- Space tomato plants 2 to 3 feet apart. Dig a short, shallow furrow or trench about 4 to 6 inches deep for each plant.
- Gently remove the plant from its pot and pinch or cut off the leaves from the lower part of the main stem. Tease the roots apart and lay each plant horizontally on the bottom of your trench, carefully bending the main stem to keep remaining leaves above soil level. Roots form along the buried part of the stem establishing a larger root ball in warm soil close to the surface.
- Back fill tench and gently firm the soil to eliminate air pockets around the roots. Form a shallow well by building up an earthen ring around the plant; this basin allows water to pool and soak into root zone rather than running off. Then water thoroughly.
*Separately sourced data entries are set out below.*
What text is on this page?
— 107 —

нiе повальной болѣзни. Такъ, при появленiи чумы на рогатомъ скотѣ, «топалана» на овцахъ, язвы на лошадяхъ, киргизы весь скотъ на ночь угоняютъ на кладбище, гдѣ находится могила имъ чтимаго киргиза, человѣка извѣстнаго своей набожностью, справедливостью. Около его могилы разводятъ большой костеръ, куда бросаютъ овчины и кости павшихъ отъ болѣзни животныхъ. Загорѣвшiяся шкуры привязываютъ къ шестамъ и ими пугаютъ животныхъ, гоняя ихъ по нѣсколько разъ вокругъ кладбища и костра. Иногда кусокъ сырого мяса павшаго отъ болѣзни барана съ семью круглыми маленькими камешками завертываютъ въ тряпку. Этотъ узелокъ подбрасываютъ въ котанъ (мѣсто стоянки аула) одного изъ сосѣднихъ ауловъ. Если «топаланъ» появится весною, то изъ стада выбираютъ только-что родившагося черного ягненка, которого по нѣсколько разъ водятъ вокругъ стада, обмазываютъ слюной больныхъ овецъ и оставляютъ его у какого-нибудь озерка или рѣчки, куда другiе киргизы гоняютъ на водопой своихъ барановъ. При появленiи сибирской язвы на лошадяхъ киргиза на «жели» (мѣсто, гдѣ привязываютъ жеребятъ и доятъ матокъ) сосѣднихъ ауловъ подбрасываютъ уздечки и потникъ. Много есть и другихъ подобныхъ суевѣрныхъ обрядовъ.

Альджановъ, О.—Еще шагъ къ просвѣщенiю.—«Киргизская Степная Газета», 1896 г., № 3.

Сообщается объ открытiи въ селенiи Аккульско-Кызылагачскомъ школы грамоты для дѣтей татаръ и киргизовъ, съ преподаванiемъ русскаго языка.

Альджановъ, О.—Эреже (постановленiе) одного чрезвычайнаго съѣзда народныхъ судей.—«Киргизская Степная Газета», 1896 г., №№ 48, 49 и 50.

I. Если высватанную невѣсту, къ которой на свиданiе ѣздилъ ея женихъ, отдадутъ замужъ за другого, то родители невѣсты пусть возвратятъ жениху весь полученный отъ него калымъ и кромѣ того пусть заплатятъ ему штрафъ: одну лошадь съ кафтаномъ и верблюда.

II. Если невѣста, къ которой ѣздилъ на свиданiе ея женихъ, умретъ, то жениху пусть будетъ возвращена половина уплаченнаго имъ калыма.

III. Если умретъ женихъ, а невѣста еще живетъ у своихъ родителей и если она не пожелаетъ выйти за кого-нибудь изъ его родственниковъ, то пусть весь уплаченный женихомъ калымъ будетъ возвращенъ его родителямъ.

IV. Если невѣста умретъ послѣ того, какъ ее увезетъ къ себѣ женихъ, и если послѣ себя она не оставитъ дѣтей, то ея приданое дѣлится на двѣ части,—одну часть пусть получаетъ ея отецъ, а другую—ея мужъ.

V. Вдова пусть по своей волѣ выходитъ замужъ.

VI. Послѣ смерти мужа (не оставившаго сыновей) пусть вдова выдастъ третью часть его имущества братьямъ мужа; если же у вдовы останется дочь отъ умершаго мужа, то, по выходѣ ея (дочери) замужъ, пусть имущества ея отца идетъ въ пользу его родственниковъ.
- Side dress each plant with 1/2 cup organic fertilizer. This will encourage tomatoes to put out an abundant vegetative growth for the first 5 to 6 weeks before getting down the serious business of flowering and setting fruit.
- Position tomato cages, stakes, or trellises at planting to avoid damaging roots later. When soil has warmed up to around 70 degrees this will usually be around mid-June and apply a 3 to 4 inch layer of dried grass or straw mulch in a 2 foot circle around each plant.
- Maintain even soil moisture to reduce blossom end rot, a spotting on the bottom of the fruit opposite the stem that occurs when plants suffer repeated wet/dry cycles. This is most often a problem in container plantings.
- Encourage ripening by removing non-fruiting branches and all flowers that have not set fruit by mid-August. Reduce watering to encourage the plants to develop their seed.